The writing of initial flow values (based on the river curve tangent) is finally finished…



The method used a rectangular area around each point on the river curve (an ordinary nested for loop) and sampled all points in that area, then rotated them based on river direction, then wrote them to the array. This caused a bunch of points to be skipped because of floats being converted to ints.



Here’s a picture of how it could look before (before processing). Note especially how it affects diagonal parts where there is basically no overlapping from frames with other rotations.



http://www.jamtlandoutdoors.se/images/dist/bad_flowmap.png



I added some dithering now, and it works perfectly.
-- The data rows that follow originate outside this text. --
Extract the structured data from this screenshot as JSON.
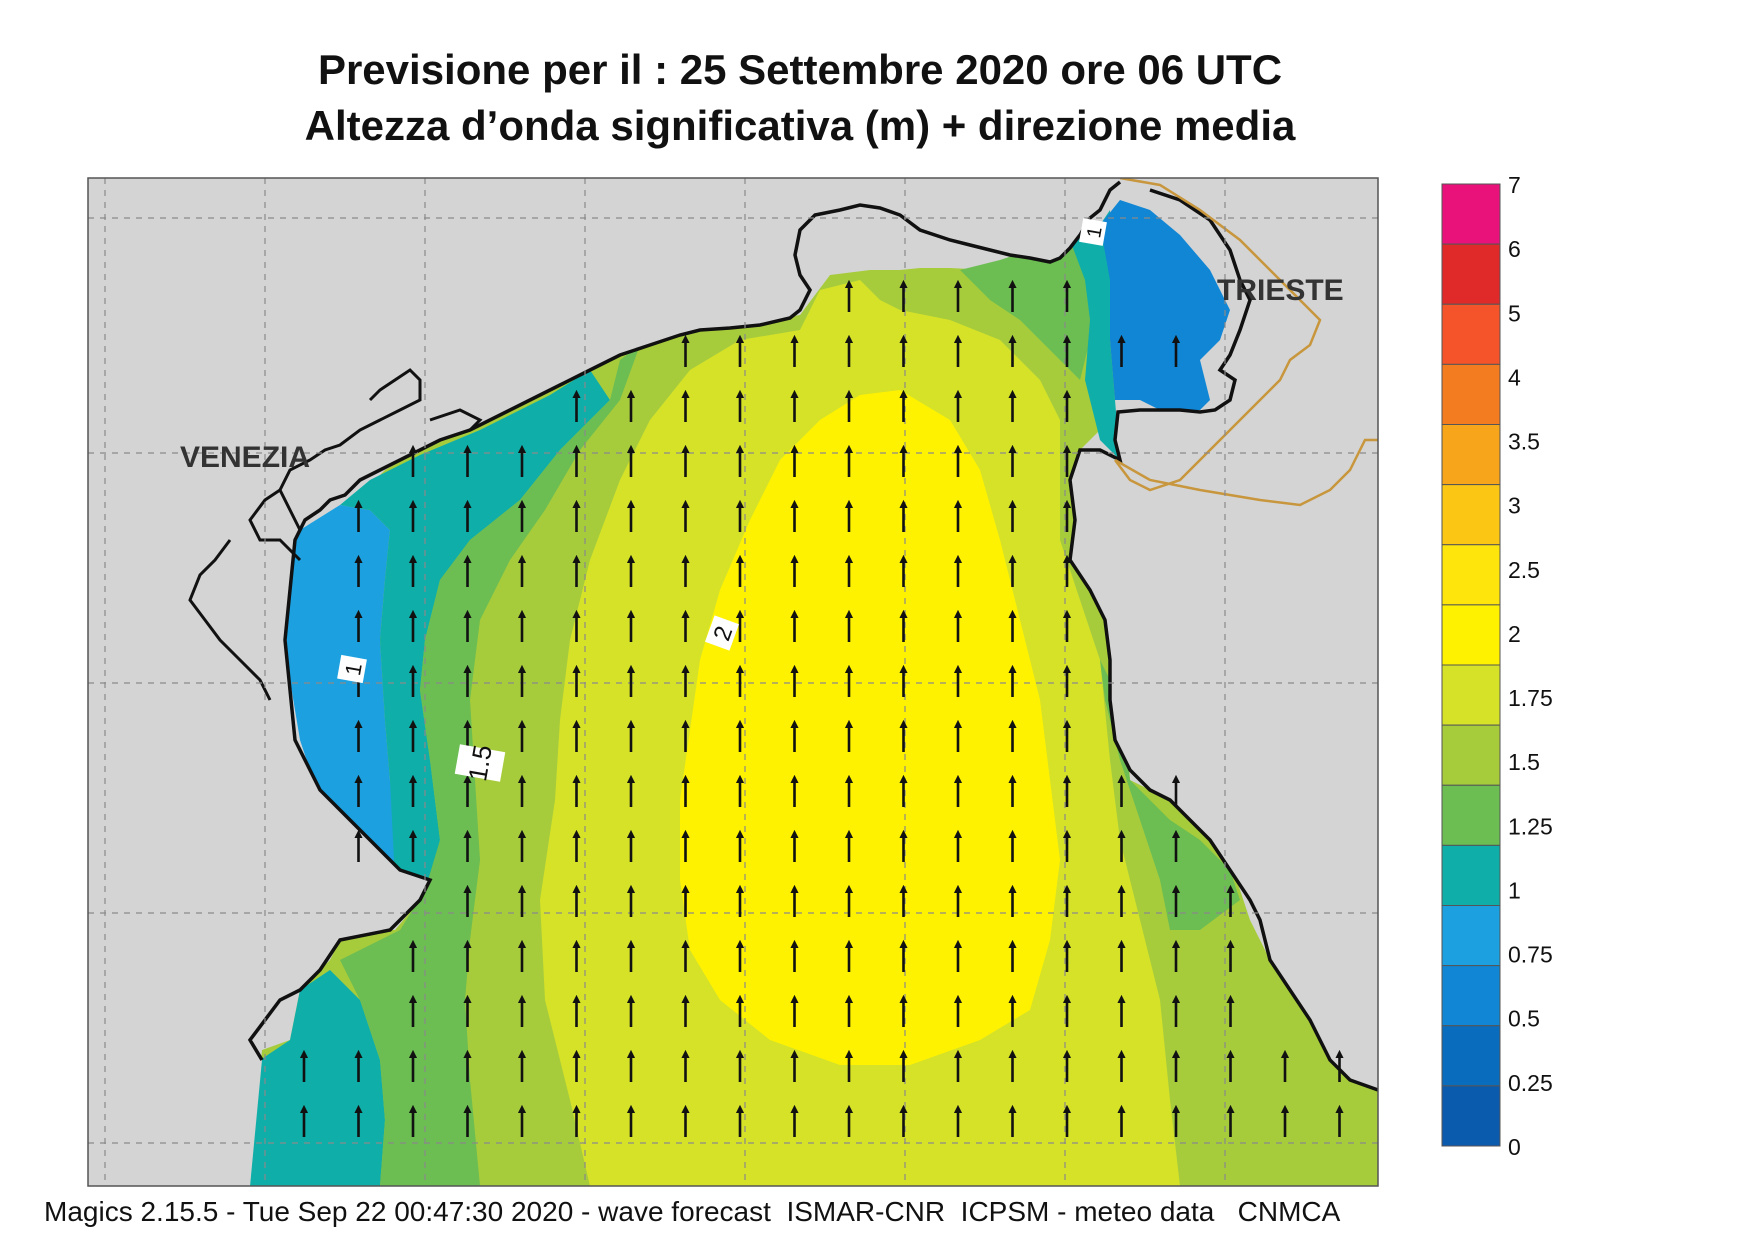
{
  "title": {
    "line1": "Previsione per il  :  25 Settembre 2020   ore 06 UTC",
    "line2": "Altezza d’onda significativa (m) + direzione media"
  },
  "map": {
    "place_labels": [
      "VENEZIA",
      "TRIESTE"
    ],
    "contour_labels": [
      "1",
      "1.5",
      "2",
      "1"
    ],
    "land_color": "#d4d4d4",
    "coast_color": "#111111",
    "border_color": "#c8963c",
    "wave_direction": "north"
  },
  "legend": {
    "ticks": [
      "7",
      "6",
      "5",
      "4",
      "3.5",
      "3",
      "2.5",
      "2",
      "1.75",
      "1.5",
      "1.25",
      "1",
      "0.75",
      "0.5",
      "0.25",
      "0"
    ],
    "colors": [
      "#e8127a",
      "#e02a2a",
      "#f5532a",
      "#f47c20",
      "#f7a51a",
      "#fbc614",
      "#fee60c",
      "#fef200",
      "#d6e228",
      "#a6cc3c",
      "#6cbd52",
      "#10aea8",
      "#1ca0e0",
      "#1086d4",
      "#0a6cbc",
      "#0a5aae"
    ]
  },
  "footer": "Magics 2.15.5 - Tue Sep 22 00:47:30 2020 - wave forecast  ISMAR-CNR  ICPSM - meteo data   CNMCA"
}
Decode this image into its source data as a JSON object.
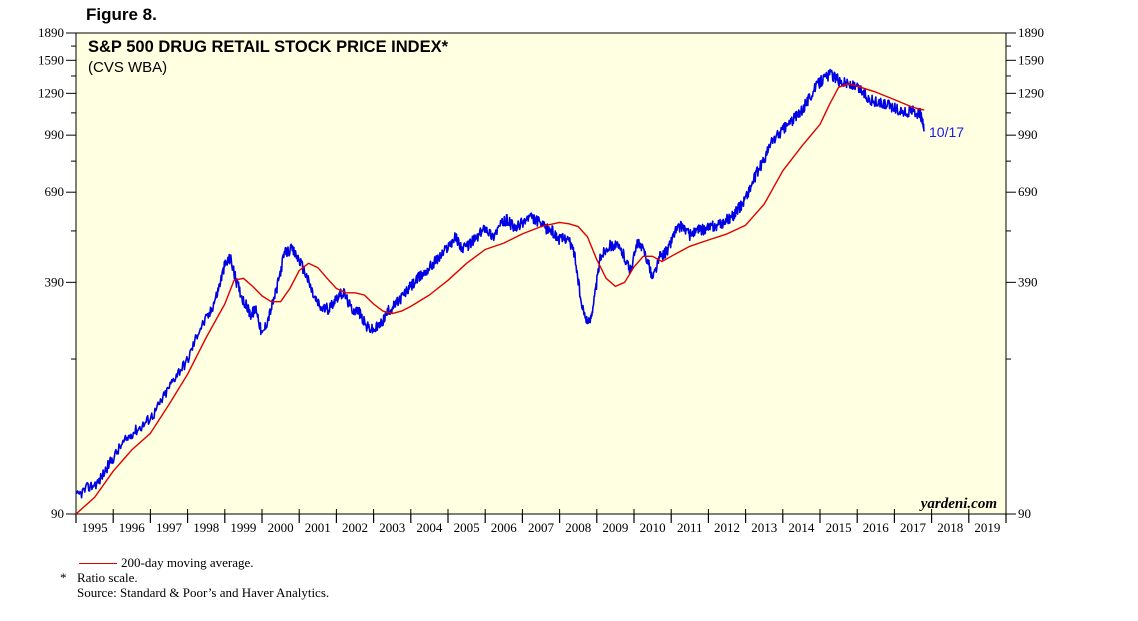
{
  "figure_label": "Figure 8.",
  "legend_ma": "200-day moving average.",
  "note_star": "*",
  "note_ratio": "Ratio scale.",
  "source": "Source: Standard & Poor’s and Haver Analytics.",
  "watermark": "yardeni.com",
  "colors": {
    "price": "#0000e6",
    "ma": "#e00000",
    "plot_bg": "#ffffe1",
    "axis": "#000000",
    "annotation": "#1a1ae6"
  },
  "chart_data": {
    "type": "line",
    "title": "S&P 500 DRUG RETAIL STOCK PRICE INDEX*",
    "subtitle": "(CVS WBA)",
    "scale": "log",
    "ylim": [
      90,
      1890
    ],
    "y_ticks": [
      90,
      390,
      690,
      990,
      1290,
      1590,
      1890
    ],
    "y_minor_ticks": [
      240,
      540,
      840,
      1140,
      1440,
      1740
    ],
    "x_range": [
      1995.0,
      2020.0
    ],
    "x_tick_labels": [
      "1995",
      "1996",
      "1997",
      "1998",
      "1999",
      "2000",
      "2001",
      "2002",
      "2003",
      "2004",
      "2005",
      "2006",
      "2007",
      "2008",
      "2009",
      "2010",
      "2011",
      "2012",
      "2013",
      "2014",
      "2015",
      "2016",
      "2017",
      "2018",
      "2019"
    ],
    "annotation": "10/17",
    "series": [
      {
        "role": "price",
        "x": [
          1995.0,
          1995.3,
          1995.6,
          1995.9,
          1996.2,
          1996.5,
          1996.8,
          1997.1,
          1997.4,
          1997.7,
          1998.0,
          1998.3,
          1998.6,
          1998.8,
          1999.0,
          1999.15,
          1999.3,
          1999.5,
          1999.7,
          1999.85,
          2000.0,
          2000.2,
          2000.4,
          2000.6,
          2000.8,
          2001.0,
          2001.2,
          2001.4,
          2001.6,
          2001.8,
          2002.0,
          2002.2,
          2002.4,
          2002.6,
          2002.8,
          2003.0,
          2003.2,
          2003.4,
          2003.6,
          2003.8,
          2004.0,
          2004.2,
          2004.4,
          2004.6,
          2004.8,
          2005.0,
          2005.2,
          2005.4,
          2005.6,
          2005.8,
          2006.0,
          2006.2,
          2006.4,
          2006.6,
          2006.8,
          2007.0,
          2007.2,
          2007.4,
          2007.6,
          2007.8,
          2008.0,
          2008.2,
          2008.4,
          2008.6,
          2008.8,
          2008.95,
          2009.1,
          2009.3,
          2009.5,
          2009.7,
          2009.9,
          2010.1,
          2010.3,
          2010.5,
          2010.7,
          2010.9,
          2011.1,
          2011.3,
          2011.5,
          2011.7,
          2011.9,
          2012.1,
          2012.3,
          2012.5,
          2012.7,
          2012.9,
          2013.1,
          2013.3,
          2013.5,
          2013.7,
          2013.9,
          2014.1,
          2014.3,
          2014.5,
          2014.7,
          2014.9,
          2015.1,
          2015.3,
          2015.5,
          2015.7,
          2015.9,
          2016.1,
          2016.3,
          2016.5,
          2016.7,
          2016.9,
          2017.1,
          2017.3,
          2017.5,
          2017.7,
          2017.8
        ],
        "y": [
          100,
          106,
          110,
          124,
          138,
          150,
          158,
          170,
          192,
          218,
          238,
          288,
          320,
          365,
          435,
          455,
          395,
          348,
          318,
          330,
          278,
          318,
          375,
          468,
          480,
          450,
          405,
          355,
          330,
          330,
          355,
          365,
          330,
          325,
          295,
          288,
          300,
          325,
          340,
          360,
          380,
          400,
          418,
          440,
          460,
          490,
          520,
          480,
          500,
          520,
          555,
          520,
          560,
          580,
          545,
          570,
          590,
          575,
          550,
          540,
          510,
          520,
          470,
          330,
          300,
          360,
          460,
          490,
          495,
          470,
          420,
          500,
          470,
          400,
          460,
          475,
          540,
          560,
          525,
          540,
          545,
          555,
          560,
          580,
          600,
          640,
          700,
          780,
          850,
          950,
          1000,
          1050,
          1100,
          1150,
          1250,
          1350,
          1420,
          1460,
          1400,
          1380,
          1350,
          1320,
          1250,
          1220,
          1200,
          1190,
          1160,
          1140,
          1150,
          1130,
          1020
        ]
      },
      {
        "role": "ma",
        "name": "200-day moving average.",
        "x": [
          1995.0,
          1995.5,
          1996.0,
          1996.5,
          1997.0,
          1997.5,
          1998.0,
          1998.5,
          1999.0,
          1999.25,
          1999.5,
          1999.75,
          2000.0,
          2000.25,
          2000.5,
          2000.75,
          2001.0,
          2001.25,
          2001.5,
          2001.75,
          2002.0,
          2002.25,
          2002.5,
          2002.75,
          2003.0,
          2003.25,
          2003.5,
          2003.75,
          2004.0,
          2004.5,
          2005.0,
          2005.5,
          2006.0,
          2006.5,
          2007.0,
          2007.5,
          2008.0,
          2008.25,
          2008.5,
          2008.75,
          2009.0,
          2009.25,
          2009.5,
          2009.75,
          2010.0,
          2010.25,
          2010.5,
          2010.75,
          2011.0,
          2011.5,
          2012.0,
          2012.5,
          2013.0,
          2013.5,
          2014.0,
          2014.5,
          2015.0,
          2015.25,
          2015.5,
          2015.75,
          2016.0,
          2016.5,
          2017.0,
          2017.5,
          2017.8
        ],
        "y": [
          90,
          100,
          118,
          135,
          150,
          180,
          218,
          275,
          340,
          395,
          400,
          380,
          358,
          345,
          345,
          375,
          420,
          440,
          428,
          400,
          375,
          365,
          365,
          360,
          340,
          325,
          320,
          325,
          335,
          360,
          395,
          440,
          480,
          500,
          530,
          555,
          570,
          565,
          555,
          520,
          450,
          400,
          380,
          390,
          430,
          460,
          460,
          445,
          460,
          490,
          510,
          530,
          560,
          640,
          790,
          920,
          1060,
          1200,
          1340,
          1370,
          1350,
          1300,
          1240,
          1180,
          1160
        ]
      }
    ]
  }
}
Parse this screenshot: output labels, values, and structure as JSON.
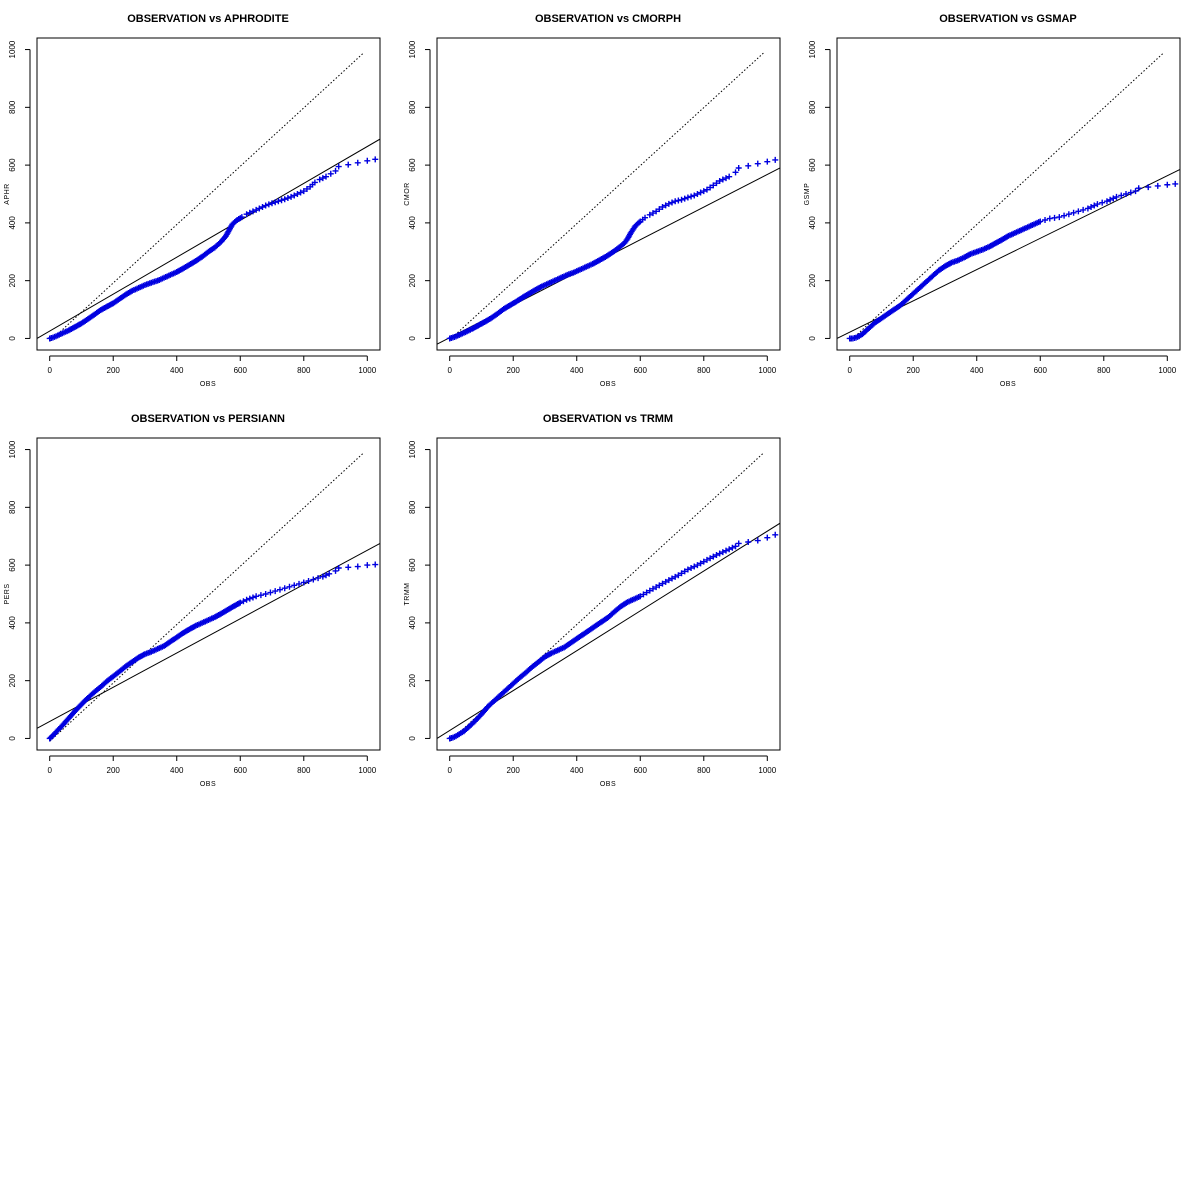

Here’s an image of how it looks now (before processing).



http://www.jamtlandoutdoors.se/images/dist/good_flowmap.png



Btw. what happens near the edges are no problem since they are culled anyways in the flowsim step. Also there are lots of smoothing taking place after these images are created, but too much color errors initially caused a visible bias in the flow direction. That bias is completely gone now.